Monday, November 5, 2007

First on Mars by Rex Gordon (1957)

First on Mars, by Rex Gordon, a pseudonym of Stanley Bennett Hough (1957).

At left: 1957 paperback edition (New York: Ace Books, 1957), #D-233, 192 p., 35¢. From the back cover:

"One man alone on an alien world. He crash-landed on Mars fifteen years ahead of any other Earth expedition. He was without communications, without supplies, and with nothing but the wreck of an experimental rocket for resources. What is more it was the planet Mars as astronomers know it really to be – not just a fictional fantasy background for glamorous adventure. It was barren, cold, more grimly inhospitable than the top of Mount Everest. And if it had inhabitants, they were conspicuous by their absence. The story of how one determined man set out to survive on a world whose very air he couldn't safely breathe is an astounding science-fiction saga of the most grippingly realistic type … a novel to be remembered.”
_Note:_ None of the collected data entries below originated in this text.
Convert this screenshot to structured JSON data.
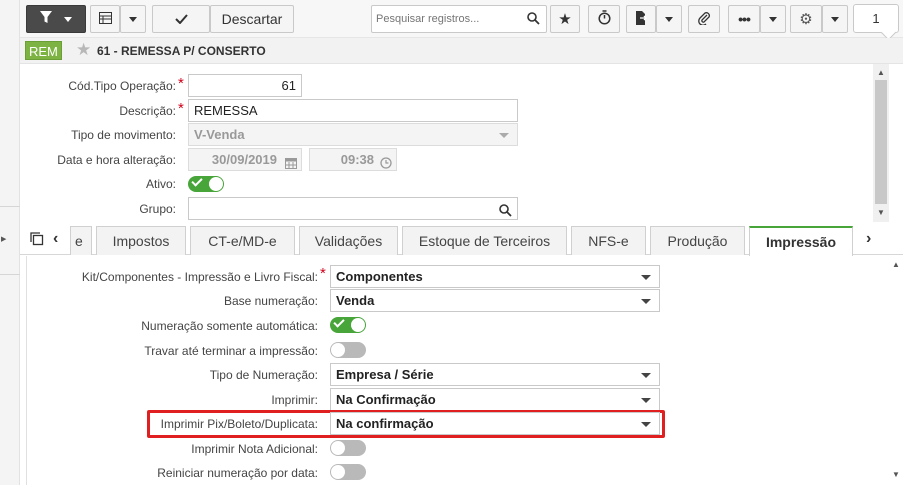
{
  "toolbar": {
    "discard_label": "Descartar",
    "search_placeholder": "Pesquisar registros...",
    "page_number": "1"
  },
  "record": {
    "badge": "REM",
    "title": "61 - REMESSA P/ CONSERTO"
  },
  "form": {
    "cod_tipo_operacao": {
      "label": "Cód.Tipo Operação:",
      "value": "61"
    },
    "descricao": {
      "label": "Descrição:",
      "value": "REMESSA"
    },
    "tipo_movimento": {
      "label": "Tipo de movimento:",
      "value": "V-Venda"
    },
    "data_hora": {
      "label": "Data e hora alteração:",
      "date": "30/09/2019",
      "time": "09:38"
    },
    "ativo": {
      "label": "Ativo:",
      "checked": true
    },
    "grupo": {
      "label": "Grupo:",
      "value": ""
    }
  },
  "tabs": [
    {
      "label": "e"
    },
    {
      "label": "Impostos"
    },
    {
      "label": "CT-e/MD-e"
    },
    {
      "label": "Validações"
    },
    {
      "label": "Estoque de Terceiros"
    },
    {
      "label": "NFS-e"
    },
    {
      "label": "Produção"
    },
    {
      "label": "Impressão",
      "active": true
    }
  ],
  "impressao": {
    "kit_componentes": {
      "label": "Kit/Componentes - Impressão e Livro Fiscal:",
      "value": "Componentes"
    },
    "base_numeracao": {
      "label": "Base numeração:",
      "value": "Venda"
    },
    "numeracao_automatica": {
      "label": "Numeração somente automática:",
      "checked": true
    },
    "travar_impressao": {
      "label": "Travar até terminar a impressão:",
      "checked": false
    },
    "tipo_numeracao": {
      "label": "Tipo de Numeração:",
      "value": "Empresa / Série"
    },
    "imprimir": {
      "label": "Imprimir:",
      "value": "Na Confirmação"
    },
    "imprimir_pix": {
      "label": "Imprimir Pix/Boleto/Duplicata:",
      "value": "Na confirmação"
    },
    "imprimir_nota_adicional": {
      "label": "Imprimir Nota Adicional:",
      "checked": false
    },
    "reiniciar_numeracao": {
      "label": "Reiniciar numeração por data:",
      "checked": false
    }
  },
  "colors": {
    "accent_green": "#47a53a",
    "badge_green": "#7cb342",
    "required_red": "#d0021b",
    "highlight_red": "#e02020"
  }
}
While the book’s cover trumpets Gordon Holder, the main character, as “The Robinson Crusoe of The Red Planet,” the copyright page contains the following verse:

Poor old Robinson Crusoe,
How ever could they do so?
They made him a coat
From an old nanny goat,
Poor old Robinson Crusoe
."

This verse, of course, is a variation of Poor Old Robinson Crusoe, the Mother Goose nursery rhyme based upon Daniel Defoe’s British novel, Robinson Crusoe (1719).

Originally published as No Man Friday in Great Britain in 1956, First on Mars was reprinted by Avon Books in 1976 as part of its Science Fiction Rediscovery Series.

Interestingly, a Paramount Pictures film, Robinson Crusoe on Mars, was released in 1964. Shot in California’s Death Valley, the film was based upon both Defoe’s classic novel and Gordon’s science fiction book. It starred, among others, Adam West, of Bruce Wayne fame.